No kidding. Now, it’s true that Fox News wasn’t quite the toxic cesspool that it has become in the age of Trump. Prime-time talk-show hosts like Bill O’Reilly and Greta Van Susteren were reasonable and dealt for the most part with facts. Sean Hannity was paired with a liberal, the late Alan Colmes.

If you squinted, you could make a case that Fox was a right-wing version of what the liberal network MSNBC is today. But I don’t know that it was ever “a responsible and truthful center-right news network”; more like a hard-right outlet whose most outlandish outbursts were at least grounded in some semblance of truth.

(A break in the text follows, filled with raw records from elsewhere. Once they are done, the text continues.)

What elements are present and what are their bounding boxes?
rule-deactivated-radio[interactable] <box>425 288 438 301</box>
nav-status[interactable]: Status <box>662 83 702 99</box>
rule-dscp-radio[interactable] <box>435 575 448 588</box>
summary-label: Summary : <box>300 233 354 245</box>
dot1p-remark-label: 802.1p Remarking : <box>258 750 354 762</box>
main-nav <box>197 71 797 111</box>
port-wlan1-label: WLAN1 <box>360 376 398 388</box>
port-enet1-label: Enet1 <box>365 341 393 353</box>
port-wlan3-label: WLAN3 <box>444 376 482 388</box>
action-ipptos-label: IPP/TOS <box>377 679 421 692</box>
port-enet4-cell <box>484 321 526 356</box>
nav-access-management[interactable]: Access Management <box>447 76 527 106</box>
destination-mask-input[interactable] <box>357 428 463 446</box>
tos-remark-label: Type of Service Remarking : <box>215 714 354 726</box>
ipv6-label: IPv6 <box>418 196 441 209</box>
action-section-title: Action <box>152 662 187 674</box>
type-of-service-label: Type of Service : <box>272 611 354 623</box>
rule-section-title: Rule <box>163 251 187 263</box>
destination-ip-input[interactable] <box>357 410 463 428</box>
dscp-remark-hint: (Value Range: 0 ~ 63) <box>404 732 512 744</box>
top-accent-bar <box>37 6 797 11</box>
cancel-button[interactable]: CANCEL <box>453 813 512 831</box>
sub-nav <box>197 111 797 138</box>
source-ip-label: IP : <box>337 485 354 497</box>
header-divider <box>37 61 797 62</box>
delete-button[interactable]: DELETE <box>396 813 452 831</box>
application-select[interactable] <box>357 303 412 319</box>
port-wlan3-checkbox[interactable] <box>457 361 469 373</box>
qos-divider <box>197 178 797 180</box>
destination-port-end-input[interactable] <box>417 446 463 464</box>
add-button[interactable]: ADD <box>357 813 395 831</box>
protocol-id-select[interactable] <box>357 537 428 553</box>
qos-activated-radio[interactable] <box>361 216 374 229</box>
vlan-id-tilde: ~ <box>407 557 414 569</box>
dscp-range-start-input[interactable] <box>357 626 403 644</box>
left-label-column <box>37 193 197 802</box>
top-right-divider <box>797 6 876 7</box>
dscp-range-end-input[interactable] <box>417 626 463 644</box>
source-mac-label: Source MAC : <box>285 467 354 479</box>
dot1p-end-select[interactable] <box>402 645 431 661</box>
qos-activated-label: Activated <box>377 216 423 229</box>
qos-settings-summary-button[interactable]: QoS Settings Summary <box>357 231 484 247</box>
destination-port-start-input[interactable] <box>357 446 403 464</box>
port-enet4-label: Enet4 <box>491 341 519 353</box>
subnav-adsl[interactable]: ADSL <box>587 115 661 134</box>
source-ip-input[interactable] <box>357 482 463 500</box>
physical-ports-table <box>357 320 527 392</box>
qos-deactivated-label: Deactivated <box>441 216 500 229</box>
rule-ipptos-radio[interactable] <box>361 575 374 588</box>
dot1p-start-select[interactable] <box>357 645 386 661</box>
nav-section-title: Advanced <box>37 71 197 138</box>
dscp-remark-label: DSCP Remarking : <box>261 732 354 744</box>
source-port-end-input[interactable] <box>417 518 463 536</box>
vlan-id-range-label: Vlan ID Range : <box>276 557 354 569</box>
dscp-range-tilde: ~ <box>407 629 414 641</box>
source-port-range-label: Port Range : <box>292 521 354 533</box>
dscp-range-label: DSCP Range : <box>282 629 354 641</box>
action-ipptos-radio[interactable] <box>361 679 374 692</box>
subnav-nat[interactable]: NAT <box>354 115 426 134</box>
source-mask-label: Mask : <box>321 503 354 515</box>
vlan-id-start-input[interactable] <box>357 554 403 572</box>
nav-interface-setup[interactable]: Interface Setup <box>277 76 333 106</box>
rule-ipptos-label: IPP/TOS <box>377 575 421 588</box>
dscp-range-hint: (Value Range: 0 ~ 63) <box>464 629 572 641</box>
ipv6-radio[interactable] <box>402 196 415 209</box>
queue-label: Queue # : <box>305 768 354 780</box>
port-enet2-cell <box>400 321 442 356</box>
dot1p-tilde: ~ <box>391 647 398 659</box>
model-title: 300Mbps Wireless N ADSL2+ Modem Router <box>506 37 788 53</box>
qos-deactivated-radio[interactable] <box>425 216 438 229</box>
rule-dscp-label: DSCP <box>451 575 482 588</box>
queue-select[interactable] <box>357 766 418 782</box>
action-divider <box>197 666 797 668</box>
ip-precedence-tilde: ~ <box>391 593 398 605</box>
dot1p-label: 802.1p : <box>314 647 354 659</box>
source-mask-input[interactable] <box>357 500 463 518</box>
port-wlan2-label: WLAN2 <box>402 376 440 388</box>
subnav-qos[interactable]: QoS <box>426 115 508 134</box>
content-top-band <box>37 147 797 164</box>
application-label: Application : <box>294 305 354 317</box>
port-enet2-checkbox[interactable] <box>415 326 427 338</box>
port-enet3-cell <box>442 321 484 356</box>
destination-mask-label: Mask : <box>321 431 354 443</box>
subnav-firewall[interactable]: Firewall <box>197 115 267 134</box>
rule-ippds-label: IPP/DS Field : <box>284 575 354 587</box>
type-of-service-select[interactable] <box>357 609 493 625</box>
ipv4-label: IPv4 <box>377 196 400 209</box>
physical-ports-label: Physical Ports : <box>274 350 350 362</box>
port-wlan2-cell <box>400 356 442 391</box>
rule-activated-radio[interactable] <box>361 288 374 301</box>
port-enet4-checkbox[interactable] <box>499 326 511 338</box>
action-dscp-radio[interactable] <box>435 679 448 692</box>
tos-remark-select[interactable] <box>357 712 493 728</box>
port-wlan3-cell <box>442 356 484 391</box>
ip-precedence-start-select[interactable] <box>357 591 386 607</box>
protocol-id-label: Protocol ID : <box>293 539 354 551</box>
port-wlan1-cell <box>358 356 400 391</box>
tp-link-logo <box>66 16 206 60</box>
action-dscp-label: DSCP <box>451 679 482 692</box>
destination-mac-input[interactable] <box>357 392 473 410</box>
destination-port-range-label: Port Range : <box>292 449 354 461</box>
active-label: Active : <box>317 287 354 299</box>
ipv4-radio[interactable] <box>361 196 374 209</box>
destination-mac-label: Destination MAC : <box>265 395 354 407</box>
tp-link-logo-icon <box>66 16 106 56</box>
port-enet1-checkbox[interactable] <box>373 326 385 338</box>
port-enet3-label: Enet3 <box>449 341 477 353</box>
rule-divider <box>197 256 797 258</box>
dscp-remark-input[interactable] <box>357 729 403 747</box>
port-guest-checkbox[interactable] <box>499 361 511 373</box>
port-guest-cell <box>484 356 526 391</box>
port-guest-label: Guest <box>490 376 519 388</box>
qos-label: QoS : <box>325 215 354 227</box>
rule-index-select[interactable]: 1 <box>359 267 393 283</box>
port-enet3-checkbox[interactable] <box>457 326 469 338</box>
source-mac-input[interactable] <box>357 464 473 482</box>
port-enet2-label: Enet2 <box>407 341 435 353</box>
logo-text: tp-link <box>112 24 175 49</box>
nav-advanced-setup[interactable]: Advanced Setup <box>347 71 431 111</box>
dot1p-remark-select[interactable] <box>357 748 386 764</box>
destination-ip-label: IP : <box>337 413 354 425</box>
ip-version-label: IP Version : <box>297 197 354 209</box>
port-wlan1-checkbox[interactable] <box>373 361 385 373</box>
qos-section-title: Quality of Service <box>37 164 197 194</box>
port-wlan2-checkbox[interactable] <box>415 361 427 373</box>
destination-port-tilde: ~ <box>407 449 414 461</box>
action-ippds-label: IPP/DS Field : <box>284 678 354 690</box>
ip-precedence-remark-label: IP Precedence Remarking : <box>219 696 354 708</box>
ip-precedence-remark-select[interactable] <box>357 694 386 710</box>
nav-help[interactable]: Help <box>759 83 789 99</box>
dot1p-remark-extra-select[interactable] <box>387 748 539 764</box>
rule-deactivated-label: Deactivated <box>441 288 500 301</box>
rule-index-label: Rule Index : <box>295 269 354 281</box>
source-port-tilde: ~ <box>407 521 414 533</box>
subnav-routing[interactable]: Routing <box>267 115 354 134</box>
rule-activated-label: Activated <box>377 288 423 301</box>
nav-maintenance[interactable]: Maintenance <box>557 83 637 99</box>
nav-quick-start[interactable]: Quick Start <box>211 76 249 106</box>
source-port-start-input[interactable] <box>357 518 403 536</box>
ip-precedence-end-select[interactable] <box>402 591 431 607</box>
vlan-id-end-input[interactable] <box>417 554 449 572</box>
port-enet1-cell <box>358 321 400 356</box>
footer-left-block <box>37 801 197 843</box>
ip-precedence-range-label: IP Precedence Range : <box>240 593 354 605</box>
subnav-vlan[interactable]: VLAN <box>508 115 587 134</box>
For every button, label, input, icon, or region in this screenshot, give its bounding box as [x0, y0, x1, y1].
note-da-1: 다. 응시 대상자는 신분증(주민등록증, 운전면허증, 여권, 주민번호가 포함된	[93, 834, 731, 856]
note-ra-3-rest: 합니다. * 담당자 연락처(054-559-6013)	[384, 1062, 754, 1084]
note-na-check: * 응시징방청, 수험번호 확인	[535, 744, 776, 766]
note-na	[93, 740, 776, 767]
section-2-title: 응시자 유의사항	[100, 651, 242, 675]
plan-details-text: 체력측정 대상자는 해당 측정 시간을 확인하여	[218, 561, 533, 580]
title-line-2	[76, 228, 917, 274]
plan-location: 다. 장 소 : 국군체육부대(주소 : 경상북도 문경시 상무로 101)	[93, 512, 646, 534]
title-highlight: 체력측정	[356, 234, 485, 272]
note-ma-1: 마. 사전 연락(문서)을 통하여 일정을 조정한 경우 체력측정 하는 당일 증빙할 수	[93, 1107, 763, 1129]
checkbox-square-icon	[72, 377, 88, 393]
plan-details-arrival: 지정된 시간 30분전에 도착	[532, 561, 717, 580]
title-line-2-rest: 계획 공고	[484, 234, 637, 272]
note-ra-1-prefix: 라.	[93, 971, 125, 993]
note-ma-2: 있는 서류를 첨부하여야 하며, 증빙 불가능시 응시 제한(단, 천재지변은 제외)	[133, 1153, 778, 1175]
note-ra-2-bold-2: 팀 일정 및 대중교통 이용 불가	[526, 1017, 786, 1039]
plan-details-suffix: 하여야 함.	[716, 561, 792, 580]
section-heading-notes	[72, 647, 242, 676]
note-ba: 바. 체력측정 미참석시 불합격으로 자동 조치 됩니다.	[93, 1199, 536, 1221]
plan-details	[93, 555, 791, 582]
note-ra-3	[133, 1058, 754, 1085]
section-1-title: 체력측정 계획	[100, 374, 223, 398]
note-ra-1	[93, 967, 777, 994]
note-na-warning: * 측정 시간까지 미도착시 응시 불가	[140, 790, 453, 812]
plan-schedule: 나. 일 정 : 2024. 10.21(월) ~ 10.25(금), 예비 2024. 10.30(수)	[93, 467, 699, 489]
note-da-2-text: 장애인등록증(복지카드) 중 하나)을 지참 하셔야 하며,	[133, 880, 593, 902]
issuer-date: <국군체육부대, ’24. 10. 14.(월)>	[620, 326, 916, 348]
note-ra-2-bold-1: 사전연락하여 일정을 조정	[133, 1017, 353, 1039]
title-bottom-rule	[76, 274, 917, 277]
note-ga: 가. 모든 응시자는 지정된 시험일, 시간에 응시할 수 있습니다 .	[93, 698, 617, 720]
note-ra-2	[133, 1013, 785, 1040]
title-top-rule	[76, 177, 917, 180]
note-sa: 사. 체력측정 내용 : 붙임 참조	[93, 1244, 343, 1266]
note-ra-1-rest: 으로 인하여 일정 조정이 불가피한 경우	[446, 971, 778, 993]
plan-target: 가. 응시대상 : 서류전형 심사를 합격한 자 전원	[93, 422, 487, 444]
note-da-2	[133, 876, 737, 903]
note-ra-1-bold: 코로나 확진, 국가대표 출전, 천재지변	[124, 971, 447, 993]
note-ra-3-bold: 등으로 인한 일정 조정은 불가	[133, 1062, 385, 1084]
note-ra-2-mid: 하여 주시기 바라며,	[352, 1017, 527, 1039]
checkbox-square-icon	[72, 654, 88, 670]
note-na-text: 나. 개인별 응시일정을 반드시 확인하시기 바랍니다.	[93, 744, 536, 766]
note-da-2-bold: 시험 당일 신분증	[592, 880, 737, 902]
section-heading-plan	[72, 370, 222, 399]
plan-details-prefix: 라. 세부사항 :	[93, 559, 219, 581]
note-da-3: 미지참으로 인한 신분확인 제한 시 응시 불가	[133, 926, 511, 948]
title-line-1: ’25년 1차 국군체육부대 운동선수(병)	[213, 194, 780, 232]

Now, though, it’s nothing but lies, racism and conspiracy theories, especially during prime time, led by onetime rational thinker-turned-white supremacist Tucker Carlson. Padden attribute this to Murdoch’s “deep-seated vein of anti-establishment/contrarian thinking,” but he’s giving Rupe way too much credit. It’s money and ratings, and nothing more. That’s all it’s ever been.

Postscript II: Tucker Carlson unleashes the flying monkeys

The Washington Post’s Jeremy Barr has a must-read story about Fox News host Tucker Carlson’s habit of singling out journalists who’ve criticized him — or simply expressed views he doesn’t like — thus subjecting them to harassment and even death threats. Among them: NBC News reporter Brandy Zadrozny, Los Angeles Times columnist Virginia Heffernan and Grio reporter April Ryan. Barr writes:

Carlson cut his teeth jousting with the nation’s top elected officials and brand-name pundits on CNN’s “Crossfire” 20 years ago. But as his influence within the conservative media ecosystem has grown, with some calling for him to run for president in 2024, he has increasingly found fodder in criticizing lesser-known media figures whom he presents to his audience as symbols of liberalism run amok. And a subset of viewers are inspired to personally harass those journalists with threatening messages.

Nearly all the victims cited by Barr are women.